Deluermoz has selected four of the many roughly contemporaneous communes to illustrate different aspects of the spirit and consciousness of the times:
– Algiers, capital of France’s most important African colony and command center of its war against rebellious Arab and Berber clans; there, European colonists dismissed the colonial governor to set themselves up as a “commune” independent of the metropolis, to rule over the so-called “indigenous” peoples in their own manner.
– Martinique, a French colony in the Caribbean island that only a generation ago had become free of slavery; there the bloody revolt including the burning of plantations and killing of oppressive landowners, was a response to racial and property status grievances rather than working-class grievances.
– Thiers, a small French city 450 kilometers south of Paris, famous for its cutlery, where the associations of cutlery workers proudly took charge but only for several hours.
– Lyon, then the second largest city in France and center of the silk industry, where a group of workers, many inspired by the Russian anarchist Bakunin, seized city hall — but failed to secure it properly, and the next day were routed by troops loyal to the new government in Paris.
Paris was not the first city to proclaim itself a commune in the French crisis of 1870-71, but it was by far the most dramatic and consequential because, first, it was the capital of the empire, and thus its revolution necessarily created great reverberations wherever local authorities depended on French finance and military power. With nearly two million people, Paris was then the largest city in continental Europe, not only a great financial center but also a major market for producers elsewhere. Finally, symbolically, Paris represented the highest example of what European intellectuals had begun calling “civilization” — the moral and cultural superiority that justified their intervention in the “uncivilized” or “barbarous” regions that were their source of raw materials and cheap labor.

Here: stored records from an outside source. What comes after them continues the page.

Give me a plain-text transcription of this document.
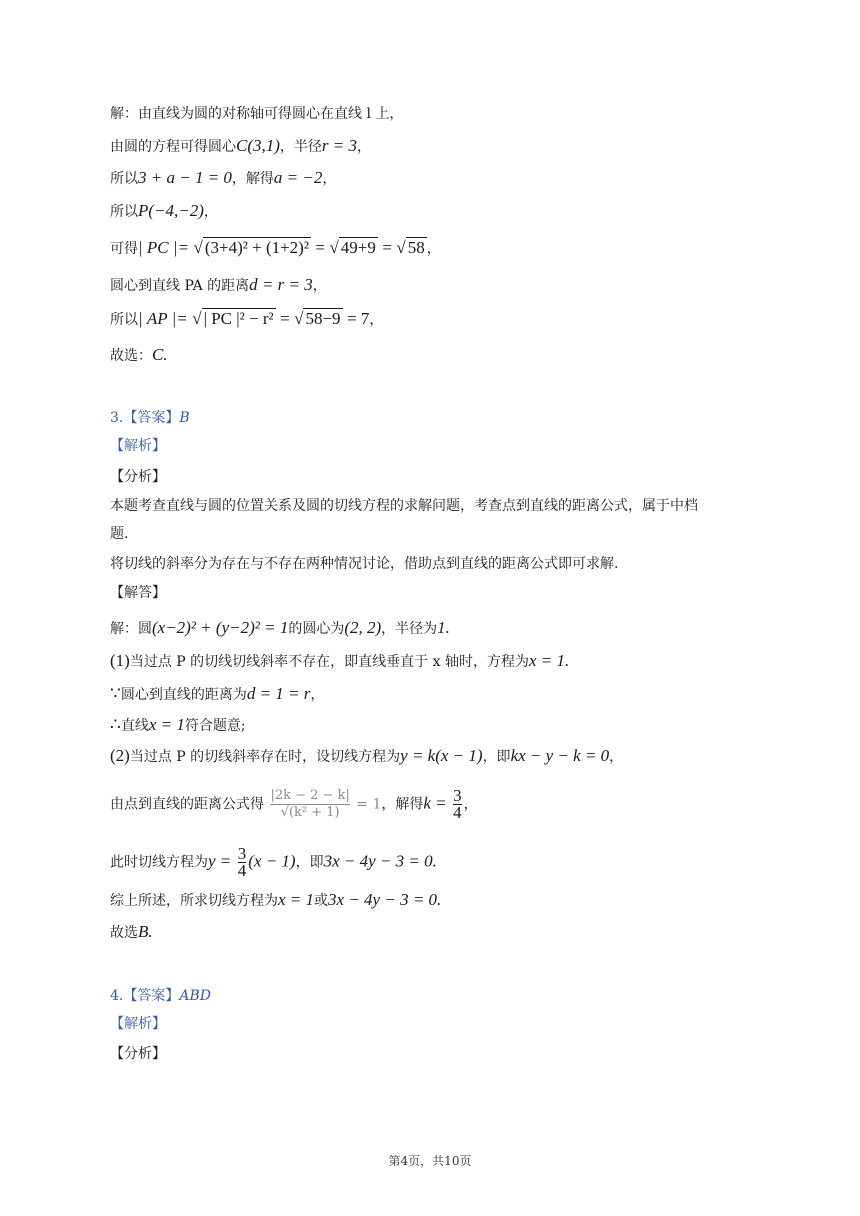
解：由直线为圆的对称轴可得圆心在直线 l 上，
由圆的方程可得圆心C(3,1)，半径r = 3，
所以3 + a − 1 = 0，解得a = −2，
所以P(−4,−2)，
可得| PC |= √ (3+4)² + (1+2)² = √ 49+9 = √ 58 ，
圆心到直线 PA 的距离d = r = 3，
所以| AP |= √ | PC |² − r² = √ 58−9 = 7，
故选：C.
3.【答案】B
【解析】
【分析】
本题考查直线与圆的位置关系及圆的切线方程的求解问题，考查点到直线的距离公式，属于中档
题.
将切线的斜率分为存在与不存在两种情况讨论，借助点到直线的距离公式即可求解.
【解答】
解：圆(x−2)² + (y−2)² = 1的圆心为(2, 2)，半径为1.
(1)当过点 P 的切线切线斜率不存在，即直线垂直于 x 轴时，方程为x = 1.
∵圆心到直线的距离为d = 1 = r，
∴直线x = 1符合题意;
(2)当过点 P 的切线斜率存在时，设切线方程为y = k(x − 1)，即kx − y − k = 0，
由点到直线的距离公式得 $\frac{|2k - 2 - k|}{\text{√(k² + 1)}} = 1$，解得$k = \frac{3}{4}$ ，
此时切线方程为$y = \frac{3}{4} (x - 1)$，即3x − 4y − 3 = 0.
综上所述，所求切线方程为x = 1或3x − 4y − 3 = 0.
故选B.
4.【答案】ABD
【解析】
【分析】
第4页，共10页
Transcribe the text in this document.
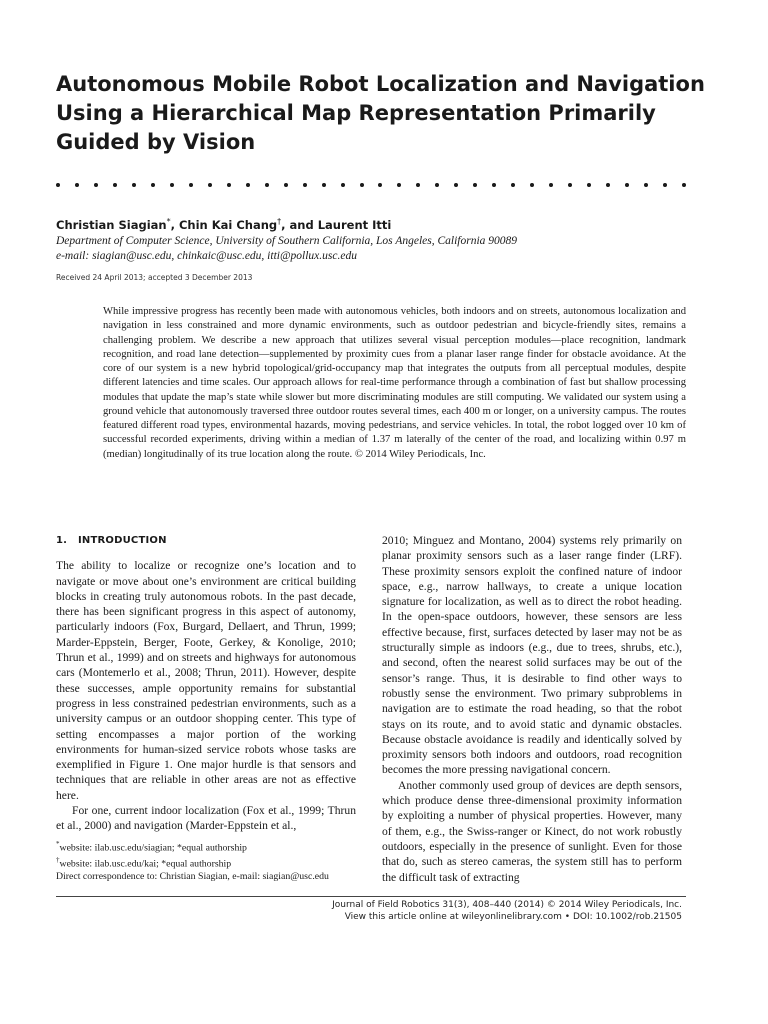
Autonomous Mobile Robot Localization and Navigation
Using a Hierarchical Map Representation Primarily
Guided by Vision
Christian Siagian*, Chin Kai Chang†, and Laurent Itti
Department of Computer Science, University of Southern California, Los Angeles, California 90089
e-mail: siagian@usc.edu, chinkaic@usc.edu, itti@pollux.usc.edu
Received 24 April 2013; accepted 3 December 2013

While impressive progress has recently been made with autonomous vehicles, both indoors and on streets, autonomous localization and navigation in less constrained and more dynamic environments, such as outdoor pedestrian and bicycle-friendly sites, remains a challenging problem. We describe a new approach that utilizes several visual perception modules—place recognition, landmark recognition, and road lane detection—supplemented by proximity cues from a planar laser range finder for obstacle avoidance. At the core of our system is a new hybrid topological/grid-occupancy map that integrates the outputs from all perceptual modules, despite different latencies and time scales. Our approach allows for real-time performance through a combination of fast but shallow processing modules that update the map’s state while slower but more discriminating modules are still computing. We validated our system using a ground vehicle that autonomously traversed three outdoor routes several times, each 400 m or longer, on a university campus. The routes featured different road types, environmental hazards, moving pedestrians, and service vehicles. In total, the robot logged over 10 km of successful recorded experiments, driving within a median of 1.37 m laterally of the center of the road, and localizing within 0.97 m (median) longitudinally of its true location along the route. © 2014 Wiley Periodicals, Inc.

1. INTRODUCTION

The ability to localize or recognize one’s location and to navigate or move about one’s environment are critical building blocks in creating truly autonomous robots. In the past decade, there has been significant progress in this aspect of autonomy, particularly indoors (Fox, Burgard, Dellaert, and Thrun, 1999; Marder-Eppstein, Berger, Foote, Gerkey, & Konolige, 2010; Thrun et al., 1999) and on streets and highways for autonomous cars (Montemerlo et al., 2008; Thrun, 2011). However, despite these successes, ample opportunity remains for substantial progress in less constrained pedestrian environments, such as a university campus or an outdoor shopping center. This type of setting encompasses a major portion of the working environments for human-sized service robots whose tasks are exemplified in Figure 1. One major hurdle is that sensors and techniques that are reliable in other areas are not as effective here.

For one, current indoor localization (Fox et al., 1999; Thrun et al., 2000) and navigation (Marder-Eppstein et al.,

2010; Minguez and Montano, 2004) systems rely primarily on planar proximity sensors such as a laser range finder (LRF). These proximity sensors exploit the confined nature of indoor space, e.g., narrow hallways, to create a unique location signature for localization, as well as to direct the robot heading. In the open-space outdoors, however, these sensors are less effective because, first, surfaces detected by laser may not be as structurally simple as indoors (e.g., due to trees, shrubs, etc.), and second, often the nearest solid surfaces may be out of the sensor’s range. Thus, it is desirable to find other ways to robustly sense the environment. Two primary subproblems in navigation are to estimate the road heading, so that the robot stays on its route, and to avoid static and dynamic obstacles. Because obstacle avoidance is readily and identically solved by proximity sensors both indoors and outdoors, road recognition becomes the more pressing navigational concern.

Another commonly used group of devices are depth sensors, which produce dense three-dimensional proximity information by exploiting a number of physical properties. However, many of them, e.g., the Swiss-ranger or Kinect, do not work robustly outdoors, especially in the presence of sunlight. Even for those that do, such as stereo cameras, the system still has to perform the difficult task of extracting

*website: ilab.usc.edu/siagian; *equal authorship
†website: ilab.usc.edu/kai; *equal authorship
Direct correspondence to: Christian Siagian, e-mail: siagian@usc.edu
Journal of Field Robotics 31(3), 408–440 (2014) © 2014 Wiley Periodicals, Inc.
View this article online at wileyonlinelibrary.com • DOI: 10.1002/rob.21505
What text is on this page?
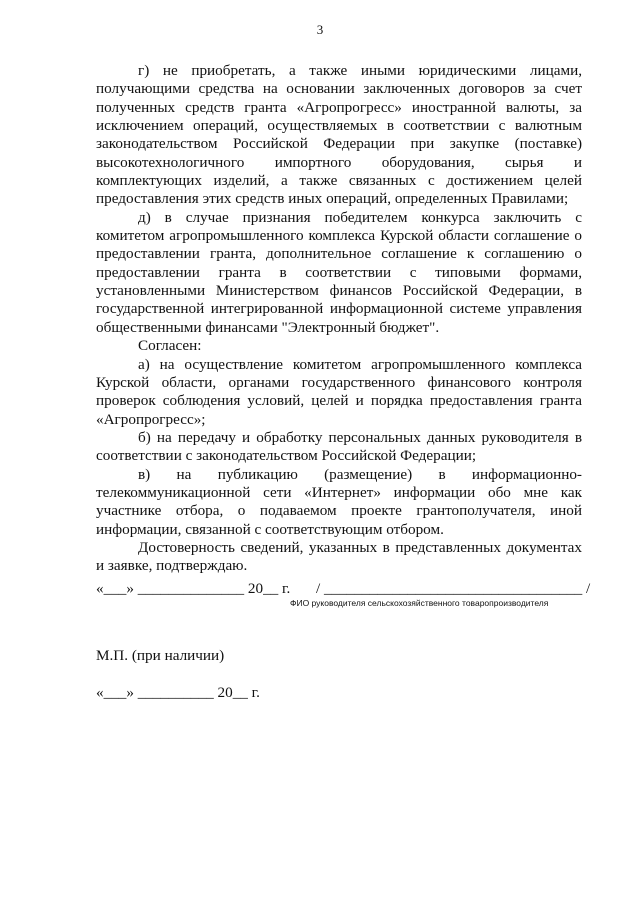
3

г) не приобретать, а также иными юридическими лицами, получающими средства на основании заключенных договоров за счет полученных средств гранта «Агропрогресс» иностранной валюты, за исключением операций, осуществляемых в соответствии с валютным законодательством Российской Федерации при закупке (поставке) высокотехнологичного импортного оборудования, сырья и комплектующих изделий, а также связанных с достижением целей предоставления этих средств иных операций, определенных Правилами;

д) в случае признания победителем конкурса заключить с комитетом агропромышленного комплекса Курской области соглашение о предоставлении гранта, дополнительное соглашение к соглашению о предоставлении гранта в соответствии с типовыми формами, установленными Министерством финансов Российской Федерации, в государственной интегрированной информационной системе управления общественными финансами "Электронный бюджет".

Согласен:

а) на осуществление комитетом агропромышленного комплекса Курской области, органами государственного финансового контроля проверок соблюдения условий, целей и порядка предоставления гранта «Агропрогресс»;

б) на передачу и обработку персональных данных руководителя в соответствии с законодательством Российской Федерации;

в) на публикацию (размещение) в информационно-телекоммуникационной сети «Интернет» информации обо мне как участнике отбора, о подаваемом проекте грантополучателя, иной информации, связанной с соответствующим отбором.

Достоверность сведений, указанных в представленных документах и заявке, подтверждаю.

«___» ______________ 20__ г. / __________________________________ /
ФИО руководителя сельскохозяйственного товаропроизводителя
М.П. (при наличии)
«___» __________ 20__ г.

In its two-and-a-half months duration, the Commune did not have time to carry out or complete many of the reforms that communards sought, but they did set patterns that remain an example to revolutionaries today.
Was the Commune then a flawed but suggestive model for the future, showing how masses can be rallied to seize power and what they can do once they’ve got it, as Lenin and other revolutionaries saw it? Or should we see it as the death throe of an obsolete form of protest, the last of the great urban risings in France — 1789, 1830, 1848, and finally 1871 — by a mob whipped to a suicidal frenzy, in a still immature period of capitalism now long behind us?
In fact, it seems to have been both. But, as this book makes clear, above all it was the most intense crisis of a global economic and political system in the 19th century, a forerunner of the even greater crisis of imperial conflict that we now know as World War I.